Porridge made from fried cereals turns out to be more crumbly and has a brighter taste and richer aroma. Before frying, the cereals should be washed and dried on a towel.
Bring milk to a boil on a nearby hotplate and reduce heat. Pour the grilled cereal into the bubbling white liquid, stirring with your other hand. Add salt, sugar and cook a thick porridge. Drain the broth from the dried fruit, put it in a colander and cut into small pieces. Combine them with a hot corn platter, cover the pot with a lid, and let sit for 5-10 minutes.
Milk corn porridge with pumpkin
Ingredients: – 1 tbsp. corn grits; – 3 tbsp. milk; – 300 g pumpkin; – a pinch of salt; – 1 tbsp. Sahara; – 40 g butter.
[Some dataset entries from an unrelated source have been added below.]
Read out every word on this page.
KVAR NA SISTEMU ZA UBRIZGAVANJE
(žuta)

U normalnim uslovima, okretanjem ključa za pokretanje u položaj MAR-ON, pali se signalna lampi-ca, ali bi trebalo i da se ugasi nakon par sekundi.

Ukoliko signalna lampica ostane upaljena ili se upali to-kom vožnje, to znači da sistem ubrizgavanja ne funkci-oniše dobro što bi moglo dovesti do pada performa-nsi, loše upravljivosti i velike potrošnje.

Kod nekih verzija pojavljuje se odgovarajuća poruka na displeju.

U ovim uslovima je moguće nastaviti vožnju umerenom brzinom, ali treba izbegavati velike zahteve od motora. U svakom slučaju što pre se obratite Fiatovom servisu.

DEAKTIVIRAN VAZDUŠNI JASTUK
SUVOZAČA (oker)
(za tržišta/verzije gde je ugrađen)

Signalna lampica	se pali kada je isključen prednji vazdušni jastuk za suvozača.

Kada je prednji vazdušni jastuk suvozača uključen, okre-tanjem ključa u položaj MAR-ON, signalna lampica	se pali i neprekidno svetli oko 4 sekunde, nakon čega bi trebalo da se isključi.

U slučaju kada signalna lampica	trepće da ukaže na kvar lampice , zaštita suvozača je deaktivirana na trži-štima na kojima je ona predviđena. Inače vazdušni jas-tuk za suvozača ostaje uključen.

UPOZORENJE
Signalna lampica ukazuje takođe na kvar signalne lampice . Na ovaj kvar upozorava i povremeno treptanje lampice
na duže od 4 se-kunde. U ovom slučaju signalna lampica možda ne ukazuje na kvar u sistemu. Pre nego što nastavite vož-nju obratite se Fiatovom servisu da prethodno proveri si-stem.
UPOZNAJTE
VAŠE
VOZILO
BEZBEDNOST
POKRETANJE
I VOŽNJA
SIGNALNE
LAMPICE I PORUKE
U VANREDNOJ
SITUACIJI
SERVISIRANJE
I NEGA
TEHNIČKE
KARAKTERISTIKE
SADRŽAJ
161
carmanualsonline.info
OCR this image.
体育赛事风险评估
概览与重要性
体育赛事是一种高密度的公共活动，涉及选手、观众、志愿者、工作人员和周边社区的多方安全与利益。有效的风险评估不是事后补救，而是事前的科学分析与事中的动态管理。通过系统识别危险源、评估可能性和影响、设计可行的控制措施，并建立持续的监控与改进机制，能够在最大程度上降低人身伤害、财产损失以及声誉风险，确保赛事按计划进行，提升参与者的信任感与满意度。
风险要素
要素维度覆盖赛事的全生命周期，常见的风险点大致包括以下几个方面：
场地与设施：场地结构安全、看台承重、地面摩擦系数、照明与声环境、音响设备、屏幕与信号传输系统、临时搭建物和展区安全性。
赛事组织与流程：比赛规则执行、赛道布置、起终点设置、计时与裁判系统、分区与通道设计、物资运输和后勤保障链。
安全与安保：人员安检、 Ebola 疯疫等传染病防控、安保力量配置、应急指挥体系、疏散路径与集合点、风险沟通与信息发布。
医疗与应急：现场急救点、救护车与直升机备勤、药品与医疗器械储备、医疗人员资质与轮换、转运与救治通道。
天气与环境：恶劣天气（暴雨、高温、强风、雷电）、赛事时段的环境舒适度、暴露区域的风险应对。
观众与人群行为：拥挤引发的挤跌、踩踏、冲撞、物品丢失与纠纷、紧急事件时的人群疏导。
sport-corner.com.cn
Heat the cornmeal in a dry saucepan or deep skillet until golden brown. Then fill it with boiled milk and leave for 30-40 minutes until it swells. In the meantime, cut the skin off the pumpkin, cut the flesh into small slices and place in a small saucepan. Cover them with sugar and heat at the lowest temperature until juicing appears. Once this happens, remove the cookware from the stove.
Mix the cereal soaked in milk with the stew, season with salt and simmer over moderate heat for 3-5 minutes. Then close the dish with a lid, wrap it in a thick towel or blanket and allow the dish 15-20 minutes to reach. Melt the butter and pour over the porridge before serving.